Health-monitoring apps that assist people in managing chronic diseases or tracking fitness goals work with the help of large machine-learning models, which are often shuttled between a user’s smartphone and a central memory server. This process can slow down the app’s performance and drain the energy of the device. While machine-learning accelerators can help to speed up this process, they are vulnerable to attacks where sensitive information can be stolen.
To enhance security, researchers from MIT and the MIT-IBM Watson AI Lab have created a machine-learning accelerator that can resist the two most common types of attacks. This chip can maintain the privacy of a user’s health records, financial information, and other crucial data, while allowing the machine-learning models to run efficiently on devices. Despite a slight slowdown in the device’s operation, the accelerator provides improved privacy without compromising the accuracy of computations. This technology could especially benefit demanding AI applications such as augmented reality (AR), virtual reality (VR), and autonomous driving.
The research team has accomplished this feat by multiple optimizations. However, this comes at the cost of a slight increase in the device’s cost and reduced energy efficiency. Maitreyi Ashok, the study’s lead author, argues that the additional security justifies these drawbacks, emphasizing the importance of building systems with security as a fundamental element.
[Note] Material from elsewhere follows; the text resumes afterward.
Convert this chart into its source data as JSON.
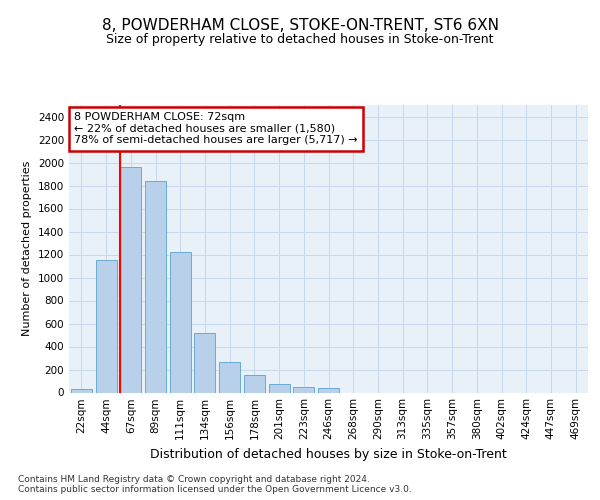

The researchers tackled a type of accelerator known as digital in-memory computing (IMC). While digital IMC chips speed up the processing by conducting millions of operations simultaneously, this complexity makes it difficult to prevent security attacks. To tackle this problem, the team implemented a three-pronged approach. Firstly, they divided the data into random pieces to deter side-channel attacks. Secondly, they prevented bus-probing attacks by using a lightweight cipher to encrypt the model stored in off-chip memory. Lastly, they improved the system’s security by creating a unique key for decryption directly on the chip, utilizing random variations in the chip produced during manufacturing.
The research team tested their chip’s effectiveness by attempting to extract secret information through side-channel and bus-probing attacks. Their efforts yielded no real information even after millions of trials whereas only about 5,000 samples were needed to access information from an unprotected chip. However, the added security came with two costs: a decrease in energy efficiency and an increased chip size, leading to a higher fabrication cost. The team is contemplating ways to reduce their chip’s energy consumption and size to make its implementation more convenient and affordable in the future. This research was funded in part by the MIT-IBM Watson AI Lab, the National Science Foundation, and a Mathworks Engineering Fellowship.